Neurophysiological studies depend on a reliable quantification of whether and when a neuron responds to stimulation. Current methods to determine responsiveness require arbitrary parameter choices, such as binning size. These choices can change the results, which invites bad statistical practice and reduces the replicability. Moreover, many methods only detect mean-rate modulated cells. New recording techniques that yield increasingly large numbers of cells would benefit from a test for cell-inclusion that requires no manual curation. Here, we present the parameter-free ZETA-test, which outperforms t-tests and ANOVAs by including more cells at a similar false-positive rate. We show that our procedure works across brain regions and recording techniques, including calcium imaging and Neuropixels data. Furthermore, in illustration of the method, we show in mouse visual cortex that 1) visuomotor-mismatch and spatial location are encoded by different neuronal subpopulations; and 2) optogenetic stimulation of VIP cells leads to early inhibition and subsequent disinhibition.
Methods
Data were recorded using SpikeGLX and pre-processed with Kilosort2. More information can be found here: https://www.biorxiv.org/content/10.1101/2020.09.24.311118v1.
Usage notes
Each data file contains a separate recording. The data structure is as follows:
sAP – main structure containing the following fields:
sAP.sMetaNI – National Instruments and SpikeGLX metadata
sAP.vecChannelDepth – Depth in microns per channel
sAP.vecBregmaCoords – Coordinates of Bregma
sAP.cellStim – Stimulus data (see below)
sAP.sCluster – Single cluster data (see below)
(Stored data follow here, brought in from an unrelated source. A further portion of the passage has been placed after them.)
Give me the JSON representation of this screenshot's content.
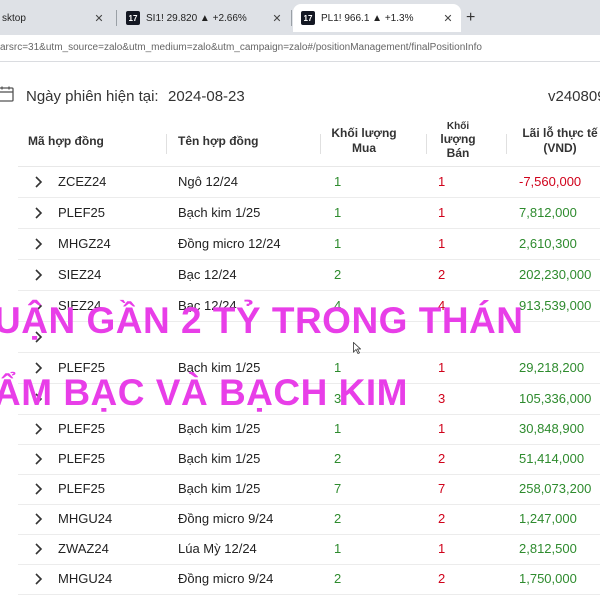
{
  "browser": {
    "tabs": [
      {
        "label": "sktop",
        "icon": ""
      },
      {
        "label": "SI1! 29.820 ▲ +2.66%",
        "icon": "17"
      },
      {
        "label": "PL1! 966.1 ▲ +1.3%",
        "icon": "17"
      }
    ],
    "new_tab": "+",
    "url": "arsrc=31&utm_source=zalo&utm_medium=zalo&utm_campaign=zalo#/positionManagement/finalPositionInfo"
  },
  "session": {
    "label": "Ngày phiên hiện tại:",
    "date": "2024-08-23",
    "version": "v240809"
  },
  "table": {
    "headers": {
      "code": "Mã hợp đồng",
      "name": "Tên hợp đồng",
      "buy_1": "Khối lượng",
      "buy_2": "Mua",
      "sell_1": "Khối",
      "sell_2": "lượng",
      "sell_3": "Bán",
      "pnl_1": "Lãi lỗ thực tế",
      "pnl_2": "(VND)"
    },
    "rows": [
      {
        "code": "ZCEZ24",
        "name": "Ngô 12/24",
        "buy": "1",
        "sell": "1",
        "pnl": "-7,560,000"
      },
      {
        "code": "PLEF25",
        "name": "Bạch kim 1/25",
        "buy": "1",
        "sell": "1",
        "pnl": "7,812,000"
      },
      {
        "code": "MHGZ24",
        "name": "Đồng micro 12/24",
        "buy": "1",
        "sell": "1",
        "pnl": "2,610,300"
      },
      {
        "code": "SIEZ24",
        "name": "Bạc 12/24",
        "buy": "2",
        "sell": "2",
        "pnl": "202,230,000"
      },
      {
        "code": "SIEZ24",
        "name": "Bạc 12/24",
        "buy": "4",
        "sell": "4",
        "pnl": "913,539,000"
      },
      {
        "code": "",
        "name": "",
        "buy": "",
        "sell": "",
        "pnl": ""
      },
      {
        "code": "PLEF25",
        "name": "Bạch kim 1/25",
        "buy": "1",
        "sell": "1",
        "pnl": "29,218,200"
      },
      {
        "code": "",
        "name": "",
        "buy": "3",
        "sell": "3",
        "pnl": "105,336,000"
      },
      {
        "code": "PLEF25",
        "name": "Bạch kim 1/25",
        "buy": "1",
        "sell": "1",
        "pnl": "30,848,900"
      },
      {
        "code": "PLEF25",
        "name": "Bạch kim 1/25",
        "buy": "2",
        "sell": "2",
        "pnl": "51,414,000"
      },
      {
        "code": "PLEF25",
        "name": "Bạch kim 1/25",
        "buy": "7",
        "sell": "7",
        "pnl": "258,073,200"
      },
      {
        "code": "MHGU24",
        "name": "Đồng micro 9/24",
        "buy": "2",
        "sell": "2",
        "pnl": "1,247,000"
      },
      {
        "code": "ZWAZ24",
        "name": "Lúa Mỳ 12/24",
        "buy": "1",
        "sell": "1",
        "pnl": "2,812,500"
      },
      {
        "code": "MHGU24",
        "name": "Đồng micro 9/24",
        "buy": "2",
        "sell": "2",
        "pnl": "1,750,000"
      }
    ]
  },
  "overlay": {
    "line1": "UẬN GẦN 2 TỶ TRONG THÁN",
    "line2": "ẨM BẠC VÀ BẠCH KIM"
  },
  "colors": {
    "buy": "#2e8b2e",
    "sell": "#d0021b",
    "overlay": "#e83ee8"
  }
}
sAP.cellStim – cell array, with each cell corresponding to a separate stimulus presentation block. Each block i contains two variables:
cellStim{i}.sParamsSGL – SpikeGLX metadata
cellStim{i}.structEP – Stimulus data. The most important variables are:
structEP.strFile – Source file identifier; “RunDriftingGratings” or “RunNaturalMovie”
structEP.vecStimOnTime – Timestamps for stimulus onsets
structEP.vecStimOffTime – Timestamps for stimulus offsets
structEP.Orientation – Stimulus orientation (if drifting grating)
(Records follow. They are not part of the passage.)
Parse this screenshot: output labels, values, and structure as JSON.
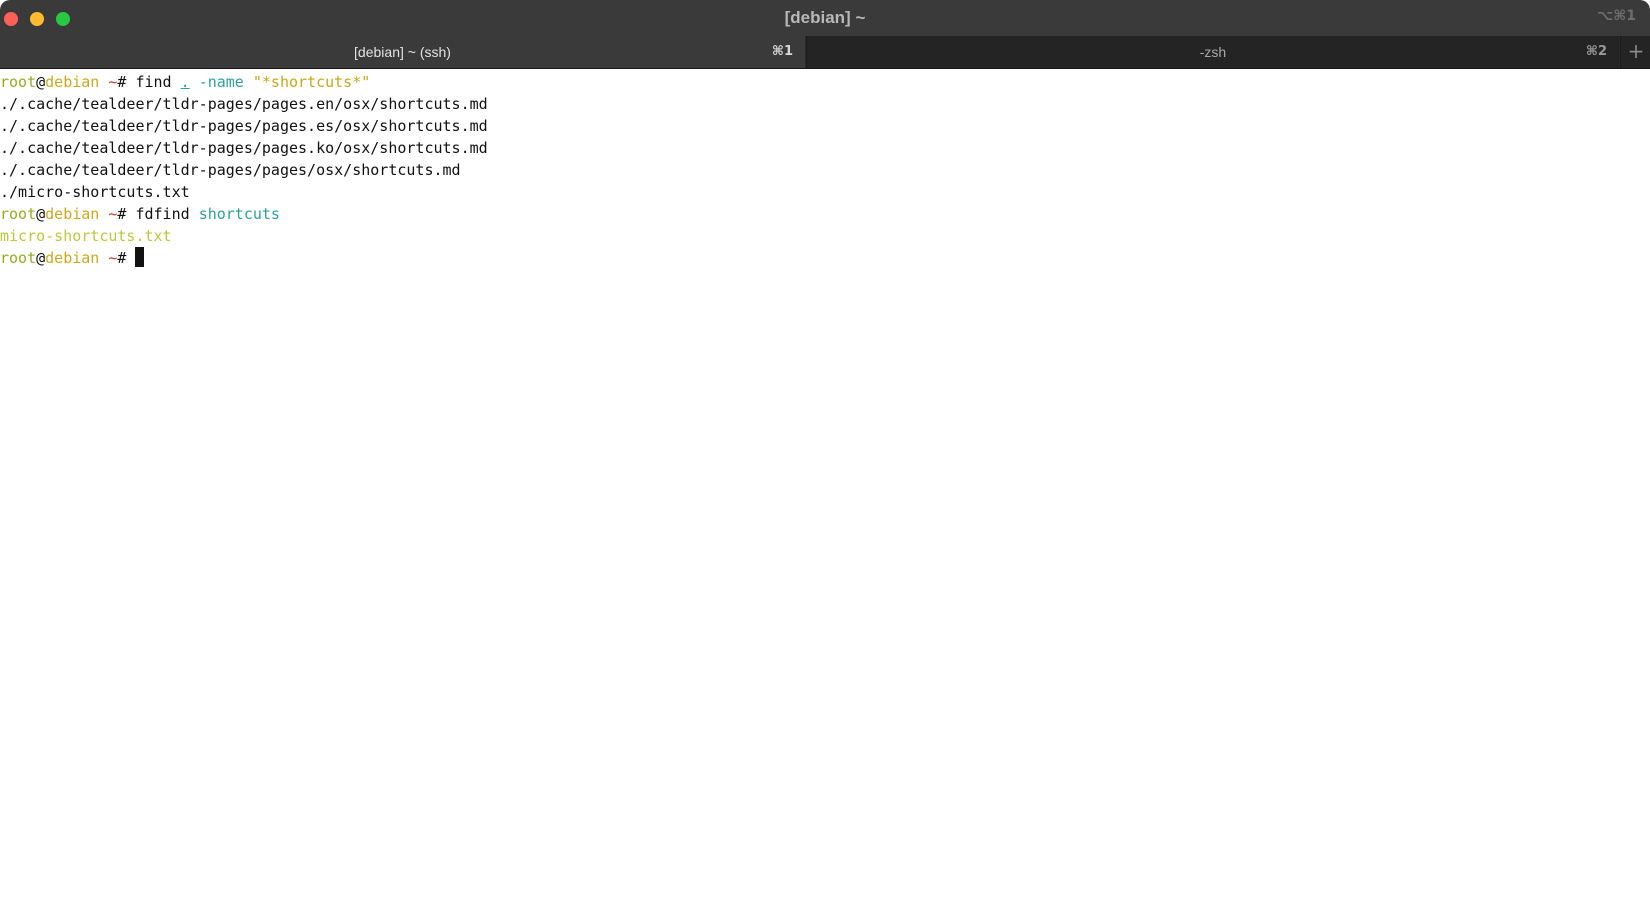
{
  "window": {
    "title": "[debian] ~",
    "shortcut": "⌥⌘1"
  },
  "tabs": [
    {
      "label": "[debian] ~ (ssh)",
      "shortcut": "⌘1",
      "active": true
    },
    {
      "label": "-zsh",
      "shortcut": "⌘2",
      "active": false
    }
  ],
  "new_tab_label": "+",
  "prompt": {
    "user": "root",
    "at": "@",
    "host": "debian",
    "dir": " ~",
    "symbol": "# "
  },
  "commands": [
    {
      "cmd": "find",
      "args": [
        ".",
        "-name"
      ],
      "pattern": "\"*shortcuts*\"",
      "output": [
        "./.cache/tealdeer/tldr-pages/pages.en/osx/shortcuts.md",
        "./.cache/tealdeer/tldr-pages/pages.es/osx/shortcuts.md",
        "./.cache/tealdeer/tldr-pages/pages.ko/osx/shortcuts.md",
        "./.cache/tealdeer/tldr-pages/pages/osx/shortcuts.md",
        "./micro-shortcuts.txt"
      ]
    },
    {
      "cmd": "fdfind",
      "args": [
        "shortcuts"
      ],
      "output": [
        "micro-shortcuts.txt"
      ]
    }
  ],
  "colors": {
    "prompt_user": "#8fb01e",
    "prompt_host": "#d1a71a",
    "prompt_tilde": "#d1342f",
    "argument": "#2aa198",
    "string": "#c9a718",
    "match": "#b9c93a",
    "titlebar": "#3a3a3a"
  }
}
In case of a natural movie, the movie loops every 20 seconds and is presented at 60Hz.
sAP.sCluster – structure array, with each structure corresponding to a single cluster. Each structure j contains several variables, of which the following are most important:
.Area – Brain area in which this cluster was found
.SpikeTimes – Spikes synchronized to structEP timestamps
.Contamination – Spike contamination to determine whether to include this cluster in further analyses
.KilosortGood – Boolean indicating whether Kilosort determined this cluster to be of sufficient quality
Default inclusion criteria were: (KilosortGood == 1) OR (Contamination < 0.1).